Guest – Lisa Bell
How do military families cope during the holidays when one/both parents are gone?
Everyone loves the holidays. You get to enjoy family traditions and pass them along to the next generation … but they take time and we don’t have an endless supply of time. By adding extra activities to our busy schedule, it often means trying to do too much. It’s easy to end up so exhausted that we don’t enjoy ourselves. That’s why we’re hosting experts to share 24 holiday tips. We want to help you find ways to enjoy military holidays without too much stress, especially when one/both parents are deployed.
Favorite Holiday Activity
Lisa's favorite holiday activity is viewing holiday lights displayed around where she lives. She's found great light shows at charity events, working farms and most recently discovered a park in North Carolina (she moved recently) that you can drive through to see all the lights.

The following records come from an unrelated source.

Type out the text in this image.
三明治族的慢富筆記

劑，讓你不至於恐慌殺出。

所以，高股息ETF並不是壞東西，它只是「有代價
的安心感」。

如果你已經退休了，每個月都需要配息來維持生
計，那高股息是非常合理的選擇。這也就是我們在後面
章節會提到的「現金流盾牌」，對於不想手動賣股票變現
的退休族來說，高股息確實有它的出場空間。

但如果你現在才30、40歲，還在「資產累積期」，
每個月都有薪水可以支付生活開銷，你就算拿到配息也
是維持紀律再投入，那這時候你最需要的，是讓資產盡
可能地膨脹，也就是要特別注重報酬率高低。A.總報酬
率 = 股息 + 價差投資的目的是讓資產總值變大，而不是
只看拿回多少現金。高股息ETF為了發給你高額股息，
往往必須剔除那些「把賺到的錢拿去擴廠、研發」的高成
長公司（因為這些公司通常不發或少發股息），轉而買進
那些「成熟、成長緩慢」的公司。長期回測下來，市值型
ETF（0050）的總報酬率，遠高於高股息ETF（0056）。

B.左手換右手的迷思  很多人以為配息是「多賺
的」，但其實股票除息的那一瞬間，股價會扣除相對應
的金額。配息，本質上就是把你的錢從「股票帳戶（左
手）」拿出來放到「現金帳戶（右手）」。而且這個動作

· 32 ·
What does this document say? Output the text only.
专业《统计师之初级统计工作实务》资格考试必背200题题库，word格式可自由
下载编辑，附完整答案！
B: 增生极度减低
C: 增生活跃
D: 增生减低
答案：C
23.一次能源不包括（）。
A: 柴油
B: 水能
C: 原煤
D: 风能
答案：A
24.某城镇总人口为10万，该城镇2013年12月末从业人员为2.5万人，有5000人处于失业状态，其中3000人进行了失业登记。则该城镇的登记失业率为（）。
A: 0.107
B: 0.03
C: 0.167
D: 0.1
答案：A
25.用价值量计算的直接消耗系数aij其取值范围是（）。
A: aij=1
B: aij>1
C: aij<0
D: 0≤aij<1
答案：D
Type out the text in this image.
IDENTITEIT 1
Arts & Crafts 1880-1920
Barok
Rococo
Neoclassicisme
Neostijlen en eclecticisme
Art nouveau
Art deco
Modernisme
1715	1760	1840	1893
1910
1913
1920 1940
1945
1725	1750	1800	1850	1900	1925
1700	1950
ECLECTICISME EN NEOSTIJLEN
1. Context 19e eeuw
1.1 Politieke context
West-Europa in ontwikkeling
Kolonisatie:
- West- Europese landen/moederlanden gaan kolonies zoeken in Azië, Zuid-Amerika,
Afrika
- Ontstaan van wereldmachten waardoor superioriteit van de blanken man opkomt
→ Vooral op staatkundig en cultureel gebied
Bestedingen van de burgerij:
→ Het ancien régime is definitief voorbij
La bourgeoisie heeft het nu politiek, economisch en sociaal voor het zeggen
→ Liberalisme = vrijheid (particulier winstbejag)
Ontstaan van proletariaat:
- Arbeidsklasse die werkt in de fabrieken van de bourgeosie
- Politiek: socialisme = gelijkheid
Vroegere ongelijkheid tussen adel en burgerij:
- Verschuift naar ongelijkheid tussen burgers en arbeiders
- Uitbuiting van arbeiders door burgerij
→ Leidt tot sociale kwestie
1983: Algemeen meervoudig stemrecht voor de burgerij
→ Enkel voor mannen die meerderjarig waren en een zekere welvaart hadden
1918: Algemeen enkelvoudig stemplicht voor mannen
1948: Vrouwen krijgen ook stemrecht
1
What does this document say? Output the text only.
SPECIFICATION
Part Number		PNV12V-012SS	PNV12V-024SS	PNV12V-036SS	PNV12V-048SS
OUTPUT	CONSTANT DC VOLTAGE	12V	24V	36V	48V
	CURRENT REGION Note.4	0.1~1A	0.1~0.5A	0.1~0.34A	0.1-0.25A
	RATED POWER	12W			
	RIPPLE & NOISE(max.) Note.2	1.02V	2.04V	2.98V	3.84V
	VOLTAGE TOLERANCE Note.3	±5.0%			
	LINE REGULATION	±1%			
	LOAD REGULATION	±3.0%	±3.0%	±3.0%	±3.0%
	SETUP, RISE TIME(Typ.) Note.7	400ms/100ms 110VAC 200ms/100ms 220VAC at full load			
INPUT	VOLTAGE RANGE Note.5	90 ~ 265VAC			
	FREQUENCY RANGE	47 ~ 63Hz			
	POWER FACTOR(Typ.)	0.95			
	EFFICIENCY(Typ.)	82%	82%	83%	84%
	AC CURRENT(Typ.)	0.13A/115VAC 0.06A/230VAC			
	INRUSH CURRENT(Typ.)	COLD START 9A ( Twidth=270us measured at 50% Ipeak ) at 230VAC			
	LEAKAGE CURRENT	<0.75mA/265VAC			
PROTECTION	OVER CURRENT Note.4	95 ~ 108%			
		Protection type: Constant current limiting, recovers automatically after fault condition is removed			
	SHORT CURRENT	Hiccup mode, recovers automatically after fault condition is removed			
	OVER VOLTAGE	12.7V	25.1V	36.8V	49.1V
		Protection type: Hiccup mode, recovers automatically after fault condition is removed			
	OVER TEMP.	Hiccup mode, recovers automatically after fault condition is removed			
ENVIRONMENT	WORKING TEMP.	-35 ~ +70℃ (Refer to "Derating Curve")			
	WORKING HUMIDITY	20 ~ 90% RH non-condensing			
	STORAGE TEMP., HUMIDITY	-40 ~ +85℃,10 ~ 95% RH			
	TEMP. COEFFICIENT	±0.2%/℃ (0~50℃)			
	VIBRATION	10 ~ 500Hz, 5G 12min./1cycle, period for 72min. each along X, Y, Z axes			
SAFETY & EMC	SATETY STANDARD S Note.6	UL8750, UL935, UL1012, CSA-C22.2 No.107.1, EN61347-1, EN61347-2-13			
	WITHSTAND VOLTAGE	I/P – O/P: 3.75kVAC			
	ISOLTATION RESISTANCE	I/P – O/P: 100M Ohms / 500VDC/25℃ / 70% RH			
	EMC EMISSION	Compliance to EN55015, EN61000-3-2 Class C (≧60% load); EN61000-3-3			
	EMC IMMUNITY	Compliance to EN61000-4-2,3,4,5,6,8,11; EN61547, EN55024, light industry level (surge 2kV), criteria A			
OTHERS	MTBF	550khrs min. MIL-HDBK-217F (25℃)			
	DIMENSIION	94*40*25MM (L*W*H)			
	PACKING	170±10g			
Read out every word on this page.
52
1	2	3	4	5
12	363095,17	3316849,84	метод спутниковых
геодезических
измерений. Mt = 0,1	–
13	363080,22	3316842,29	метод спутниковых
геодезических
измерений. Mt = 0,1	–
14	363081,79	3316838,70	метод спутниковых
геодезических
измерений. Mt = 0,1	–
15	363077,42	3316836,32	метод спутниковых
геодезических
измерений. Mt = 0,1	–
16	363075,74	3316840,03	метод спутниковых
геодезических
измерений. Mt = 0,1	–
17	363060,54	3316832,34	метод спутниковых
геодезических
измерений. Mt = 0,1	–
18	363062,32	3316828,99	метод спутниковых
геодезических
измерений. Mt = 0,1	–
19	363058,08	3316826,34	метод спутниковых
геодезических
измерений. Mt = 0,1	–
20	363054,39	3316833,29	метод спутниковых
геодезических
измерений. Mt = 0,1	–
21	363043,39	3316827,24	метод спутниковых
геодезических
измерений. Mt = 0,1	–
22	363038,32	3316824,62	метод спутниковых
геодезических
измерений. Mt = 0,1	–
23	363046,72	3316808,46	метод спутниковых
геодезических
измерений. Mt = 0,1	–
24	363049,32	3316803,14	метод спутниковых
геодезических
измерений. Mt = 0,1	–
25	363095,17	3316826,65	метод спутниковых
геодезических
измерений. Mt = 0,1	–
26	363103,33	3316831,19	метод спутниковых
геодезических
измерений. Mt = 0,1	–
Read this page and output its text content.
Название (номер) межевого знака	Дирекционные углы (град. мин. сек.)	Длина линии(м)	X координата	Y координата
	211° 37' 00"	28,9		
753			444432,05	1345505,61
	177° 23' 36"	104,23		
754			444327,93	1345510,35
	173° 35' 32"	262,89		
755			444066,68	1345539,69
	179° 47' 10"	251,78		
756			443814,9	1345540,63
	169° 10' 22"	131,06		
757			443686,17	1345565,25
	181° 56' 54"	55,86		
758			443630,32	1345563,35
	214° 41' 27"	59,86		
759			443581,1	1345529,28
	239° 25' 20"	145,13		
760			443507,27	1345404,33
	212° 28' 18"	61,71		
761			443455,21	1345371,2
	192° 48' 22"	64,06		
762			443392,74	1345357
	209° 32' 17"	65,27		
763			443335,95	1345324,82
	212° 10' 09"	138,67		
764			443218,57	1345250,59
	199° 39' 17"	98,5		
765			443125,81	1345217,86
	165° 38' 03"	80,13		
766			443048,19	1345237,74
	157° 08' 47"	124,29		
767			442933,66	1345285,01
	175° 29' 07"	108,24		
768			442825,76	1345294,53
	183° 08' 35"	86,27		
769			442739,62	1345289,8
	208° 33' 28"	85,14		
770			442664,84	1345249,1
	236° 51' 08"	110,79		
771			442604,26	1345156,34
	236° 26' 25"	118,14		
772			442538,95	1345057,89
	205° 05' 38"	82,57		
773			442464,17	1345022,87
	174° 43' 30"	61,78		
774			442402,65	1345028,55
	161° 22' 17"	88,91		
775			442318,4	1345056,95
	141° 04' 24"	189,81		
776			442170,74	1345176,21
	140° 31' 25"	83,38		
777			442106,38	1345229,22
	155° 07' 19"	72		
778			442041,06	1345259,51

3 Tips: Military Holidays When Someone's Missing
Military holidays can be especially challenging for families when their family traditions … are missing an important family member. With children, Lisa stressed that it's important to keep the kids active in holiday activities they'll enjoy. You can find activities through your base directory or command rep, local churches and the newspaper will list Christmas related things to do like parades and field trips.
Here are Lisa Bell's tips from a lifetime (her husband recently retired from the military) of moving and celebrating the holidays without her husband, or family nearby. One way that Lisa found to fill her time was to become an entrepreneur and start a business, www.SolarProducts.me.
- Don't try to overcompensate for a missing spouse. It's best to be open with your children and share your feelings, which in turn will let them share their feelings too.
- Join activities with other military families who understand the challenges of military holidays. You'll have adults to relate to and your children will have other kids to interact with who are dealing with similar issues.
- Create new family traditions for your family, ones that don't depend on the missing spouse. These will be more effective giving if they're done away from home, to get away from reminders of your missing family member. Consider outdoor activities, crafts at a community center, a trip to a museum or the mountains, or even shopping can all provide new memories.
If you’d like to listen to Lisa and I talking about her holiday tips for military families, click to listen to the recording …
Most Important Holiday Goal
Lisa looks forward to the holidays where she reconnects with family and friends, some that she hasn't seen for a while. Having moved frequently, she also makes new friends wherever she goes, building a network of friends wherever she lives. She calls this trait one of her military survival skills.